Independent of each other, both Rodgers and Hammerstein were attracted to Lynn Riggs’ folk play of life in his native Oklahoma entitled GREEN GROW THE LILACS. When Jerome Kern declined Hammerstein’s invitation to write the musical adaptation with him, and when Hart bowed out of his commitment to musicalize the work with Rodgers, it was only inevitable that the ensuing musical play would become the first work by the team of Rodgers & Hammerstein.
Directed by Rouben Mamoulian, choreographed by a then unknown ballet choreographer named Agnes de Mille, Rodgers & Hammerstein’s musical version of LILACS, entitled AWAY WE GO, was given its world premiere engagement at the Shubert Theatre in New Haven, Connecticut in March of 1943. Only a few changes were made on the road, but they were significant. One number, “Boys and Girls Like You and Me,” was cut, and a number about the land originally planned as a duet for Laurey and Curly became instead a showstopping chorale called “Oklahoma.” So successful was this number during the musical’s pre-Broadway engagement in Boston that the decision was made to add an exclamation point to the title, and make it the name of the show.
OKLAHOMA! opened at the St.
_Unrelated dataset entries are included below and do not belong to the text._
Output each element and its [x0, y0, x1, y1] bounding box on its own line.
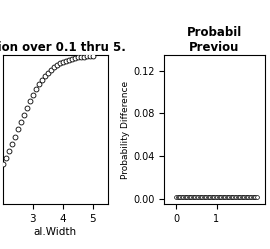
Point	[185, 195, 190, 199]
Point	[196, 195, 200, 199]
Point	[70, 57, 74, 61]
Point	[211, 195, 215, 199]
Point	[178, 195, 183, 199]
Point	[177, 195, 181, 199]
Point	[233, 195, 237, 199]
Point	[193, 195, 198, 199]
Point	[22, 113, 26, 117]
Point	[13, 135, 17, 139]
Point	[174, 195, 178, 199]
Point	[82, 55, 86, 59]
Point	[218, 195, 222, 199]
Point	[33, 87, 38, 91]
Point	[229, 195, 233, 199]
Point	[4, 156, 8, 160]
Point	[188, 195, 192, 199]
Point	[40, 78, 44, 82]
Point	[221, 195, 225, 199]
Point	[252, 195, 256, 199]
Point	[215, 195, 219, 199]
Point	[88, 54, 92, 58]
Point	[235, 195, 240, 199]
Point	[25, 106, 29, 110]
Point	[31, 93, 35, 97]
Point	[216, 195, 221, 199]
Point	[181, 195, 185, 199]
Point	[244, 195, 248, 199]
Point	[189, 195, 194, 199]
Point	[76, 56, 80, 60]
Point	[180, 195, 184, 199]
Point	[219, 195, 223, 199]
Point	[19, 120, 23, 124]
Point	[46, 71, 50, 75]
Point	[214, 195, 218, 199]
Point	[230, 195, 234, 199]
Point	[203, 195, 207, 199]
Point	[201, 195, 206, 199]
Point	[197, 195, 202, 199]
Point	[61, 60, 65, 64]
Y-axis label: Probability Difference: Probability Difference	[122, 80, 130, 179]
Point	[231, 195, 236, 199]
Point	[212, 195, 217, 199]
Point	[37, 82, 41, 86]
Point	[239, 195, 244, 199]
Point	[207, 195, 211, 199]
Point	[205, 195, 210, 199]
Point	[191, 195, 195, 199]
Point	[242, 195, 247, 199]
Point	[222, 195, 226, 199]
Point	[192, 195, 196, 199]
Point	[245, 195, 249, 199]
Point	[253, 195, 257, 199]
Point	[55, 63, 59, 67]
Point	[199, 195, 203, 199]
Point	[234, 195, 238, 199]
Point	[67, 58, 71, 62]
Point	[241, 195, 245, 199]
Point	[237, 195, 241, 199]
Point	[187, 195, 191, 199]
Point	[73, 56, 77, 60]
Point	[238, 195, 242, 199]
Point	[43, 74, 47, 78]
Point	[9, 142, 14, 146]
Point	[184, 195, 188, 199]
Point	[195, 195, 199, 199]
Point	[208, 195, 212, 199]
Point	[49, 68, 53, 72]
Point	[223, 195, 228, 199]
Point	[176, 195, 180, 199]
X-axis label: al.Width: al.Width	[34, 227, 77, 237]
Point	[227, 195, 232, 199]
Point	[204, 195, 208, 199]
Point	[225, 195, 229, 199]
Point	[254, 195, 259, 199]
Point	[210, 195, 214, 199]
Point	[16, 127, 20, 131]
Point	[85, 54, 89, 58]
Point	[0, 168, 2, 172]
Point	[248, 195, 252, 199]
Point	[6, 149, 11, 153]
Point	[249, 195, 253, 199]
Point	[28, 99, 32, 103]
Point	[183, 195, 187, 199]
Point	[79, 55, 83, 59]
Point	[91, 54, 95, 58]
Point	[250, 195, 255, 199]
Title: Probabil
Previou: Probabil Previou	[187, 26, 242, 54]
Point	[64, 59, 68, 62]
Point	[52, 65, 56, 69]
Title: ction over 0.1 thru 5.: ction over 0.1 thru 5.	[0, 41, 126, 54]
Point	[58, 61, 62, 65]
Point	[200, 195, 204, 199]
Point	[226, 195, 230, 199]
Point	[246, 195, 251, 199]
Point	[1, 162, 5, 166]
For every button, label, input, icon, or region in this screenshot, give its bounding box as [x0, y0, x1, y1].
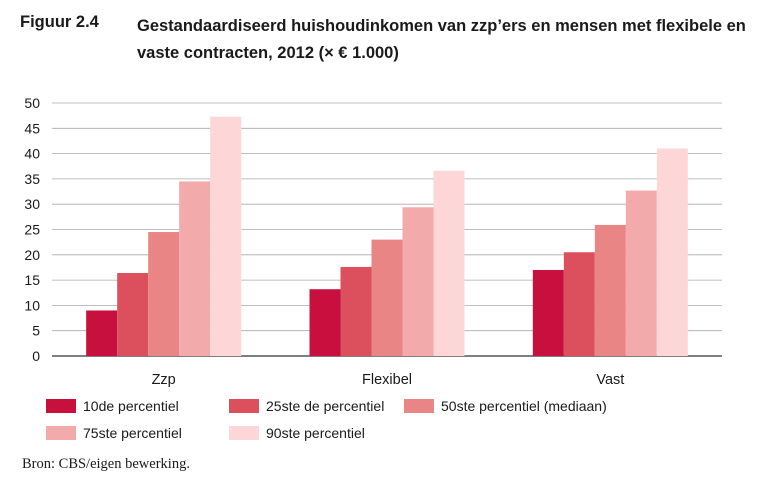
- bar: [402, 207, 434, 356]
- bar: [117, 273, 149, 356]
- bar: [86, 310, 118, 356]
- legend-label: 75ste percentiel: [83, 425, 182, 441]
- legend-swatch: [46, 426, 76, 440]
- legend-swatch: [229, 399, 259, 413]
- bar: [563, 252, 595, 356]
- figure-label: Figuur 2.4: [20, 13, 99, 31]
- bar: [371, 239, 403, 356]
- x-tick-label: Zzp: [152, 372, 176, 388]
- bar: [210, 116, 242, 356]
- legend-label: 10de percentiel: [83, 398, 179, 414]
- y-tick-label: 40: [24, 146, 40, 162]
- legend-label: 50ste percentiel (mediaan): [441, 398, 607, 414]
- bar: [656, 148, 688, 356]
- y-tick-label: 0: [32, 348, 40, 364]
- legend: 10de percentiel 25ste de percentiel 50ste …: [46, 398, 607, 441]
- legend-label: 25ste de percentiel: [266, 398, 384, 414]
- y-tick-label: 45: [24, 120, 40, 136]
- bars: [86, 116, 688, 356]
- bar: [532, 269, 564, 356]
- x-tick-label: Vast: [596, 372, 624, 388]
- y-tick-label: 10: [24, 297, 40, 313]
- y-tick-label: 5: [32, 323, 40, 339]
- legend-swatch: [229, 426, 259, 440]
- bar: [625, 190, 657, 356]
- bar: [340, 266, 372, 356]
- y-tick-label: 25: [24, 222, 40, 238]
- bar: [433, 170, 465, 356]
- y-tick-label: 20: [24, 247, 40, 263]
- bar: [309, 289, 341, 356]
- y-tick-label: 15: [24, 272, 40, 288]
- bar: [594, 224, 626, 356]
- x-tick-label: Flexibel: [362, 372, 412, 388]
- source-note: Bron: CBS/eigen bewerking.: [22, 456, 190, 472]
- y-tick-label: 30: [24, 196, 40, 212]
- legend-swatch: [404, 399, 434, 413]
- legend-label: 90ste percentiel: [266, 425, 365, 441]
- legend-swatch: [46, 399, 76, 413]
- x-axis: Zzp Flexibel Vast: [152, 372, 625, 388]
- y-axis: 0 5 10 15 20 25 30 35 40 45 50: [24, 95, 40, 364]
- bar: [179, 181, 211, 356]
- figure-title: Gestandaardiseerd huishoudinkomen van zz…: [137, 17, 746, 62]
- bar: [148, 232, 180, 356]
- y-tick-label: 50: [24, 95, 40, 111]
- y-tick-label: 35: [24, 171, 40, 187]
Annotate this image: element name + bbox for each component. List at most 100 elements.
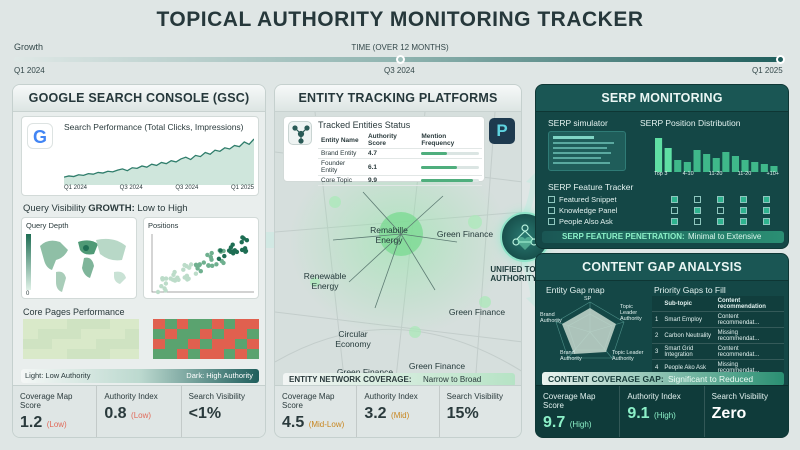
radar-label: SP	[584, 296, 592, 302]
serp-simulator-preview[interactable]	[548, 131, 626, 171]
position-point	[160, 276, 165, 281]
serp-feature-row: Knowledge Panel	[548, 205, 780, 216]
heat-cell	[153, 339, 165, 349]
heat-cell	[23, 319, 38, 329]
heat-cell	[124, 339, 139, 349]
entity-node[interactable]: Green Finance	[408, 361, 466, 371]
entity-row[interactable]: Founder Entity 6.1	[318, 158, 482, 176]
heat-cell	[153, 349, 165, 359]
entity-gap-map-title: Entity Gap map	[546, 285, 605, 295]
timeline-end-marker[interactable]	[776, 55, 785, 64]
search-performance-card[interactable]: G Search Performance (Total Clicks, Impr…	[21, 116, 259, 196]
heat-cell	[110, 339, 125, 349]
gsc-stat: Coverage Map Score 1.2 (Low)	[13, 386, 98, 437]
heat-cell	[52, 349, 67, 359]
entity-node[interactable]: Remabille Energy	[370, 225, 408, 245]
position-point	[172, 269, 177, 275]
core-pages-heatmap-high	[153, 319, 259, 359]
timeline-end: Q1 2025	[752, 66, 783, 75]
entity-row[interactable]: Brand Entity 4.7	[318, 148, 482, 159]
heat-cell	[164, 319, 177, 329]
gap-row[interactable]: 4 People Ako Ask Missing recommendat...	[652, 359, 784, 376]
feature-checkbox[interactable]	[548, 218, 555, 225]
heat-cell	[95, 339, 110, 349]
depth-zero: 0	[26, 291, 30, 297]
gsc-stat: Authority Index 0.8 (Low)	[97, 386, 182, 437]
serp-bar	[693, 150, 701, 172]
serp-penetration-bar: SERP FEATURE PENETRATION: Minimal to Ext…	[542, 231, 784, 243]
position-point	[214, 262, 219, 267]
heat-cell	[235, 339, 248, 349]
serp-feature-tracker: Featured Snippet Knowledge Panel People Al…	[548, 194, 780, 227]
heat-cell	[110, 329, 125, 339]
gap-row[interactable]: 2 Carbon Neutrality Missing recommendat...	[652, 327, 784, 344]
heat-cell	[188, 329, 201, 339]
position-point	[239, 240, 244, 245]
heat-cell	[200, 339, 212, 349]
feature-checkbox[interactable]	[548, 196, 555, 203]
entity-node[interactable]: Renewable Energy	[303, 271, 347, 291]
gap-row[interactable]: 3 Smart Grid Integration Content recommend…	[652, 343, 784, 360]
heat-cell	[211, 329, 224, 339]
authority-legend: Light: Low Authority Dark: High Authorit…	[21, 369, 259, 383]
query-depth-card[interactable]: Query Depth 0	[21, 217, 137, 299]
tracked-entities-table: Entity Name Authority Score Mention Freque…	[318, 132, 482, 186]
tracked-entities-card[interactable]: Tracked Entities Status Entity Name Autho…	[283, 116, 485, 186]
feature-status-check	[740, 207, 747, 214]
entity-node[interactable]: Green Finance	[448, 307, 506, 317]
tracked-entities-title: Tracked Entities Status	[318, 120, 411, 130]
content-coverage-bar: CONTENT COVERAGE GAP: Significant to Red…	[542, 372, 784, 386]
heat-cell	[247, 339, 259, 349]
timeline-mid-marker[interactable]	[396, 55, 405, 64]
entity-stats: Coverage Map Score 4.5 (Mid-Low) Authorit…	[275, 385, 521, 437]
position-point	[205, 252, 210, 258]
entity-gap-radar	[555, 301, 625, 359]
positions-card[interactable]: Positions	[143, 217, 259, 299]
position-point	[206, 263, 211, 268]
growth-label: Growth	[14, 42, 44, 52]
feature-checkbox[interactable]	[548, 207, 555, 214]
serp-feature-row: People Also Ask	[548, 216, 780, 227]
entity-row[interactable]: Core Topic 9.9	[318, 175, 482, 186]
entity-node[interactable]: Green Finance	[436, 229, 494, 239]
position-point	[170, 277, 176, 282]
gap-row[interactable]: 1 Smart Employ Content recommendat...	[652, 311, 784, 328]
heat-cell	[124, 319, 139, 329]
heat-cell	[211, 339, 224, 349]
heat-cell	[52, 339, 67, 349]
feature-status-check	[740, 218, 747, 225]
serp-title: SERP MONITORING	[536, 85, 788, 112]
heat-cell	[200, 329, 212, 339]
heat-cell	[52, 319, 67, 329]
position-point	[188, 262, 194, 267]
heat-cell	[200, 349, 212, 359]
positions-scatter	[151, 234, 254, 295]
serp-bar	[674, 160, 682, 172]
perf-tick: Q1 2025	[230, 185, 254, 191]
priority-gaps-title: Priority Gaps to Fill	[654, 285, 726, 295]
position-point	[182, 262, 187, 268]
feature-status-check	[763, 218, 770, 225]
radar-label: Brand Authority	[540, 312, 562, 324]
position-point	[162, 286, 167, 291]
gsc-panel: GOOGLE SEARCH CONSOLE (GSC) G Search Per…	[12, 84, 266, 438]
heat-cell	[247, 349, 259, 359]
perf-tick: Q3 2024	[175, 185, 199, 191]
entity-node[interactable]: Green Finance	[336, 367, 394, 377]
heat-cell	[37, 329, 52, 339]
entity-node[interactable]: Circular Economy	[335, 329, 371, 349]
serp-feature-title: SERP Feature Tracker	[548, 182, 634, 192]
mention-frequency-bar	[421, 179, 474, 182]
heat-cell	[235, 349, 248, 359]
heat-cell	[223, 319, 236, 329]
feature-status-check	[717, 196, 724, 203]
feature-status-check	[671, 207, 678, 214]
position-point	[197, 263, 202, 268]
position-point	[234, 249, 240, 255]
serp-bar	[731, 156, 739, 172]
heat-cell	[23, 329, 38, 339]
gap-stats: Coverage Map Score 9.7 (High) Authority I…	[536, 385, 788, 437]
heat-cell	[200, 319, 212, 329]
page-title: TOPICAL AUTHORITY MONITORING TRACKER	[156, 8, 644, 31]
heat-cell	[235, 319, 248, 329]
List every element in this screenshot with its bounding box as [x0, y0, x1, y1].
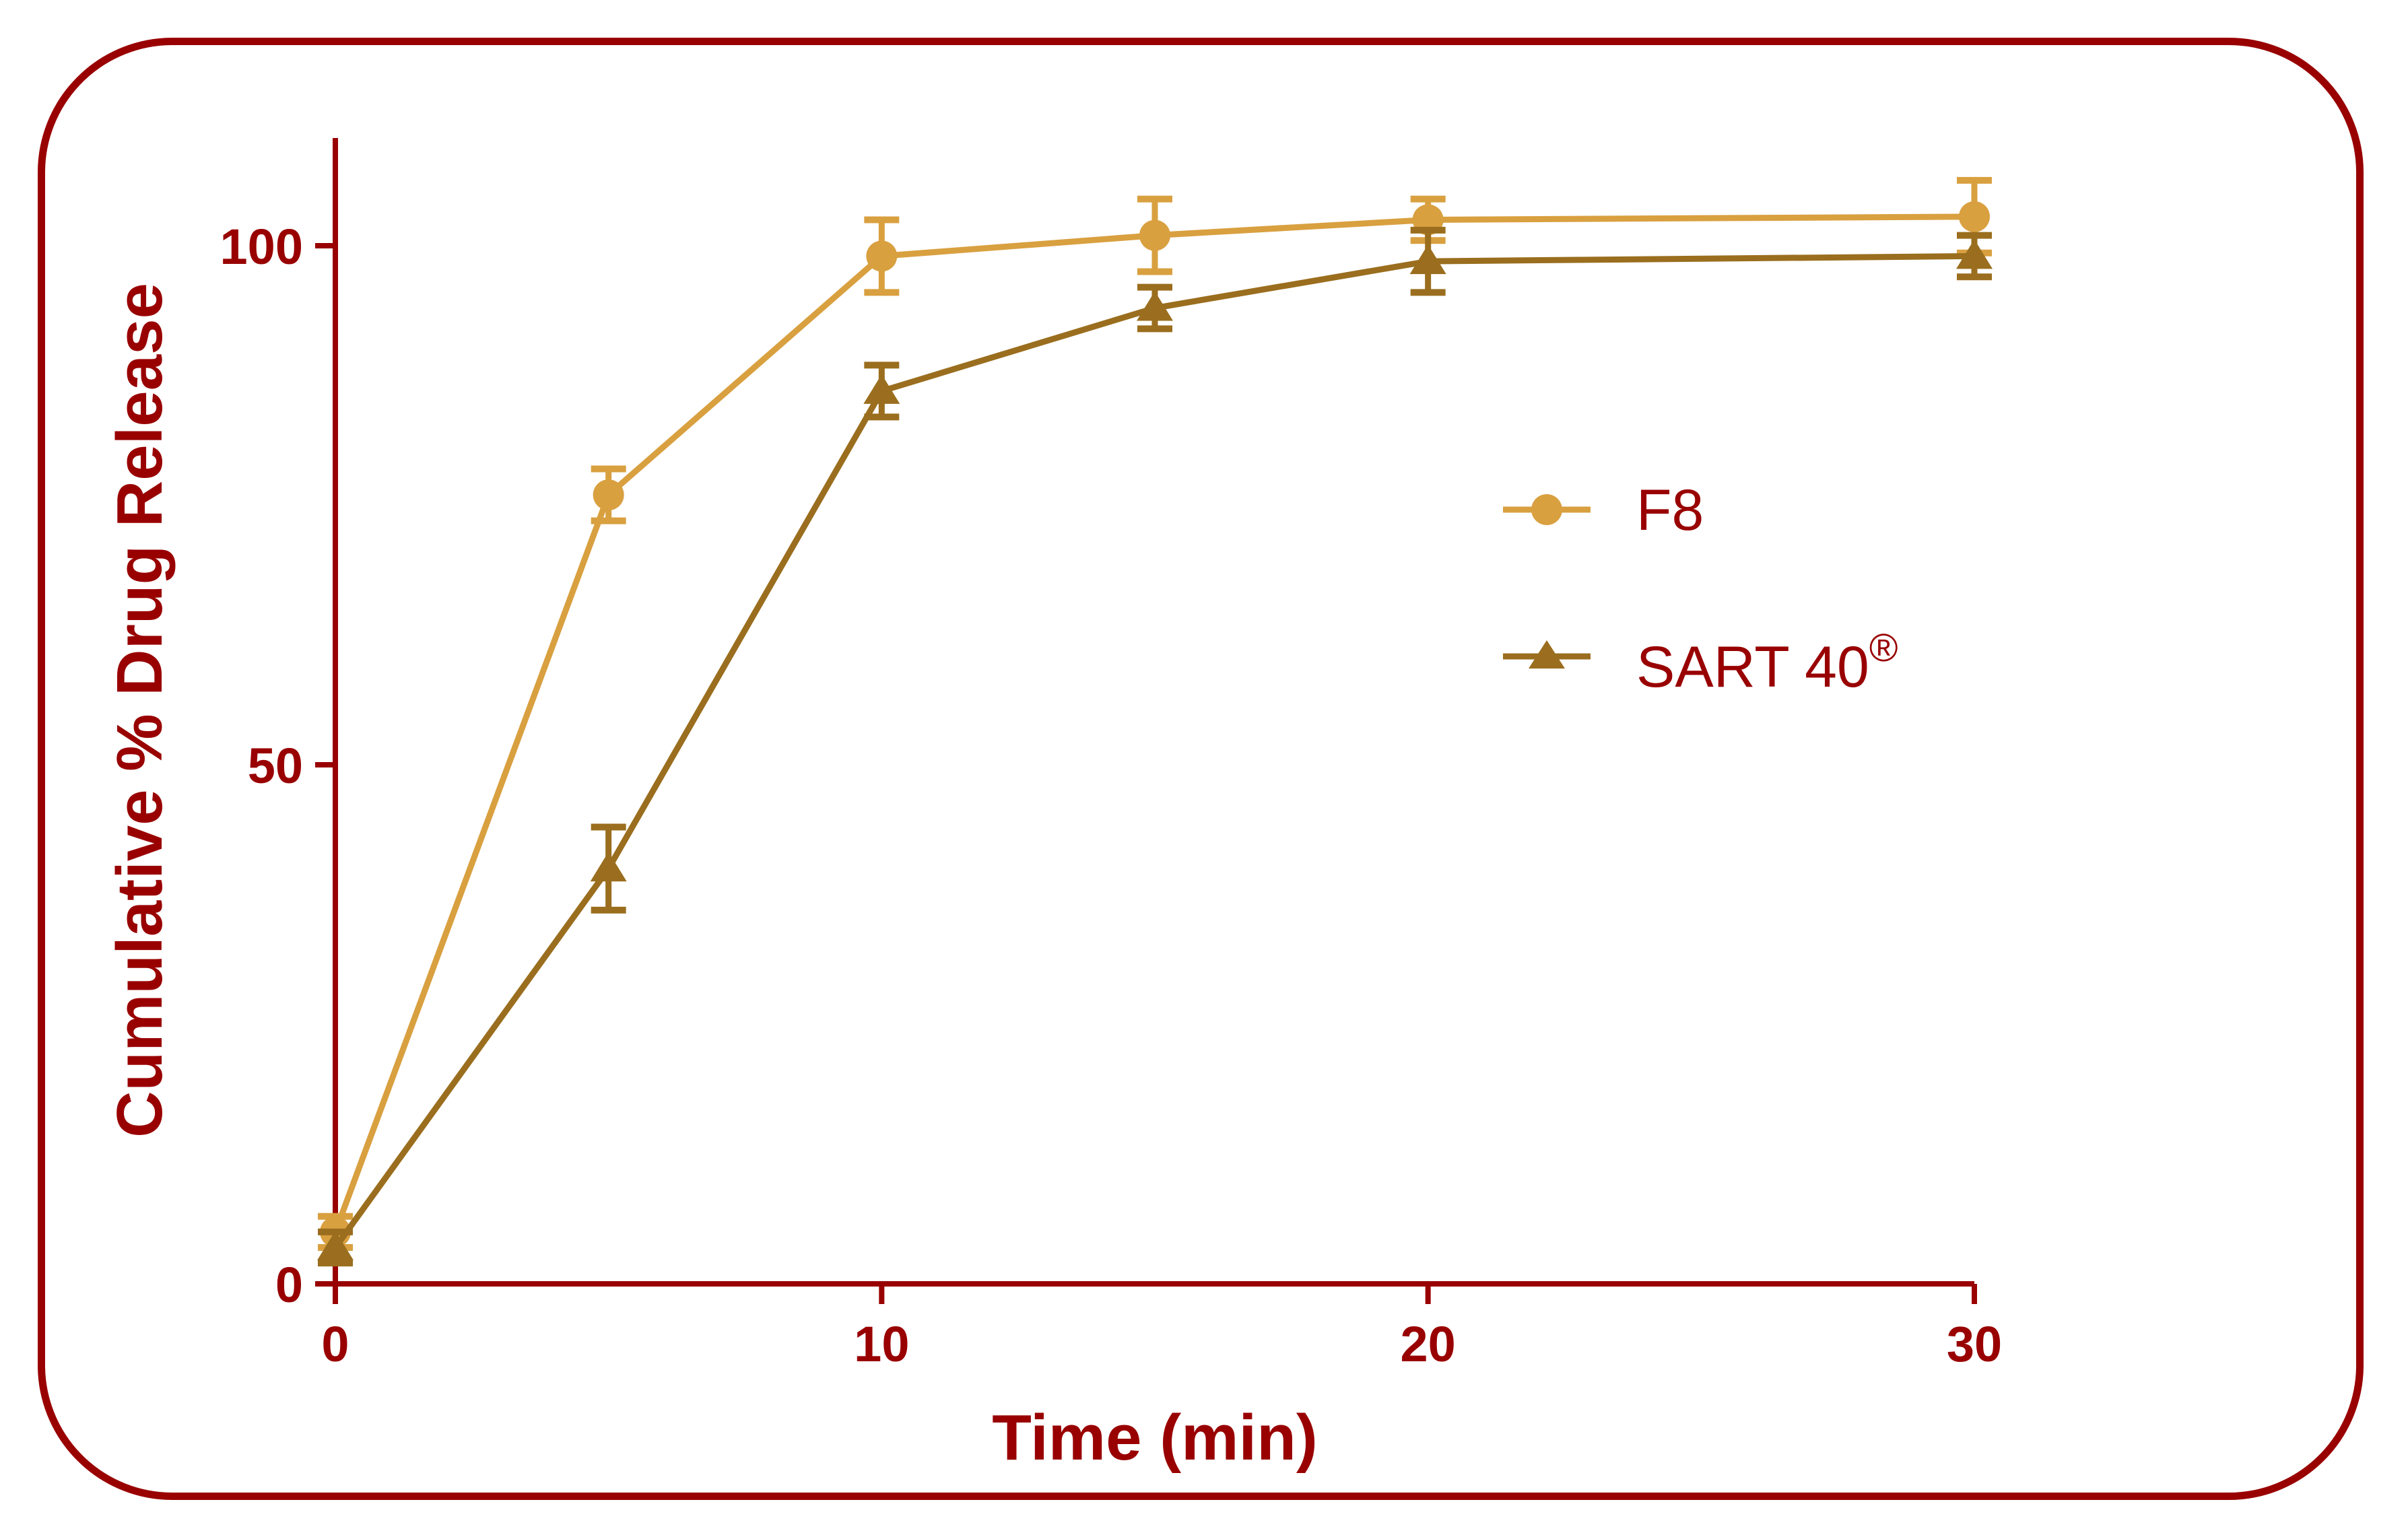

James Theatre on Broadway on March 31, 1943. At that time, the longest running show in Broadway history had run for three years. OKLAHOMA! surpassed that record by two more years, running for a marathon 2,212 performances. The national tour cris-crossed the United States of America for an unprecedented 10 and a half years, visiting every single state, and playing before a combined audience of more than 10 million people. In 1947, OKLAHOMA! opened at the Theatre Royal, Drury Lane, London, where it ran for 1,548 performances, the longest run of any show up to that time in the 267-year history of the theatre. In 1953, the Oklahoma State Legislature named “Oklahoma” the official state song. In 1955, the motion picture version of OKLAHOMA!, starring Gordon MacRae and Shirley Jones and produced by Rodgers and Hammerstein, was released to great success. Major revivals were seen on Broadway, in London’s West End and across Australia in the early ‘80s.
To date, more than 600 productions of OKLAHOMA! are licensed a year in the U.S. and Canada alone. Productions of OKLAHOMA! have been seen throughout Great Britain, Australia, Japan, and in Berlin, Johannesburg, Stockholm, Oslo, Copenhagen, Rekjavik, Tel Aviv, Budapest, Belgrade, Paris and beyond.